I expect that there are many folks out there who will challenge our analysis. I’ve anticipated some of the objections and have addressed what I think are the three major ones below.
1. Shouldn't some of the points that we reallocated from Watson to Ken have gone to Brad, lowering Ken's revised total? While that is true, Brad would have also taken additional points from Watson. If we had data from Brad, we expect that the gap between Watson and Ken would be narrower, but that Ken would still enjoy a solid lead.

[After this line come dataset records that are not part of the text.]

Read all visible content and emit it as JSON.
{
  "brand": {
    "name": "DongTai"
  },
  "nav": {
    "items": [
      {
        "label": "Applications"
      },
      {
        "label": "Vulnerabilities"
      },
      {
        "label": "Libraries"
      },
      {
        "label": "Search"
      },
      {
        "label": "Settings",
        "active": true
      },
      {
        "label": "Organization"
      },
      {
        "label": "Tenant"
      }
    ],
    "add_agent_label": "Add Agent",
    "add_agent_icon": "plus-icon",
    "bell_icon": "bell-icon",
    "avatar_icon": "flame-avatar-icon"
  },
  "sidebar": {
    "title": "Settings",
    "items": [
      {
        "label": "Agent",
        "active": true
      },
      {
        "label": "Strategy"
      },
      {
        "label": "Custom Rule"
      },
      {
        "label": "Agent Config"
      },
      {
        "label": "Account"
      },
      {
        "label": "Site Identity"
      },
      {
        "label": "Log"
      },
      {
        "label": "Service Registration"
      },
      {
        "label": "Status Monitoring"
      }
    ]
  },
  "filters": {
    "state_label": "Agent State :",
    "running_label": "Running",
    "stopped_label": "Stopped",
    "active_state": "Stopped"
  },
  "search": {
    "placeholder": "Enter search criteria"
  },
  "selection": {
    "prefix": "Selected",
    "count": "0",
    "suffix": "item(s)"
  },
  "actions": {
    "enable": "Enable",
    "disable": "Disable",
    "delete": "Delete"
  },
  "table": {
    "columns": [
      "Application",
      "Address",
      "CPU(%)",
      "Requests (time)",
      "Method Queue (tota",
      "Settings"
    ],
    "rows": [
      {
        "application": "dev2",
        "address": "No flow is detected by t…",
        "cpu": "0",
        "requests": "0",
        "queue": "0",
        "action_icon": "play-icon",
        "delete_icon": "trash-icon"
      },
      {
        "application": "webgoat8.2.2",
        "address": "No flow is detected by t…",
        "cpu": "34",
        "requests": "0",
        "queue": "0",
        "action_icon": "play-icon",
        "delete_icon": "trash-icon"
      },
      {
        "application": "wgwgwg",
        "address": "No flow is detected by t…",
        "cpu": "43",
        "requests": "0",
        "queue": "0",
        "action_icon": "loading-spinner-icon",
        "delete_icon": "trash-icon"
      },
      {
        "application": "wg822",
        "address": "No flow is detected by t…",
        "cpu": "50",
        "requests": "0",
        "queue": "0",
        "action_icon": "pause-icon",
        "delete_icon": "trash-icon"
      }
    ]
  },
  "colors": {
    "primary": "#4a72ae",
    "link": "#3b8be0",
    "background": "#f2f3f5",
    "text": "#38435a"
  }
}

2. What about Game 1? Watson did even better in Game 1 than it did in Game 2. Wouldn't that have kept Watson the winner? Probably not. The reason Watson racked up such a huge total on Game 1 was that it answered 29 of 32 questions correctly in Double Jeopardy. I didn't have a tape, but I believe Ken and Brad also knew many of those answers and were shut out by the buzzer. Allocating those responses across players would have put one or both players within striking distance when they got to Final Jeopardy. Watson blew Final Jeopardy with a comically bad answer to an easy question. So, what would likely have happened is it would have been in second if not third place heading into Game 2
3. What about the humans' own "unfair advantage". Humans tend to ring in before they know the answer and then have several seconds to figure it out. If they had to answer right away like Watson, wouldn't Watson cream them? While this is true, I take exception to the notion that this represents an advantage for the humans. Instead, this represents a fundamental difference in how computers and humans process information. While it can take humans a few seconds to work out the right answer, we can intuit nearly instantaneously whether or not we will be able answer the question. Great Jeopardy players have great intuition and rarely get questions wrong after they ring in, as Ken Jennings demonstrated by getting just 1 question wrong in Game 2. Watson on the other hand seemed to either come to an answer very quickly or never got there. It doesn't have intuition and more time didn't appear to help it significantly. Changing the rules to take out the intuition factor would shift the advantage to Watson but would be counter the goal of the contest – figuring who is better at answering questions.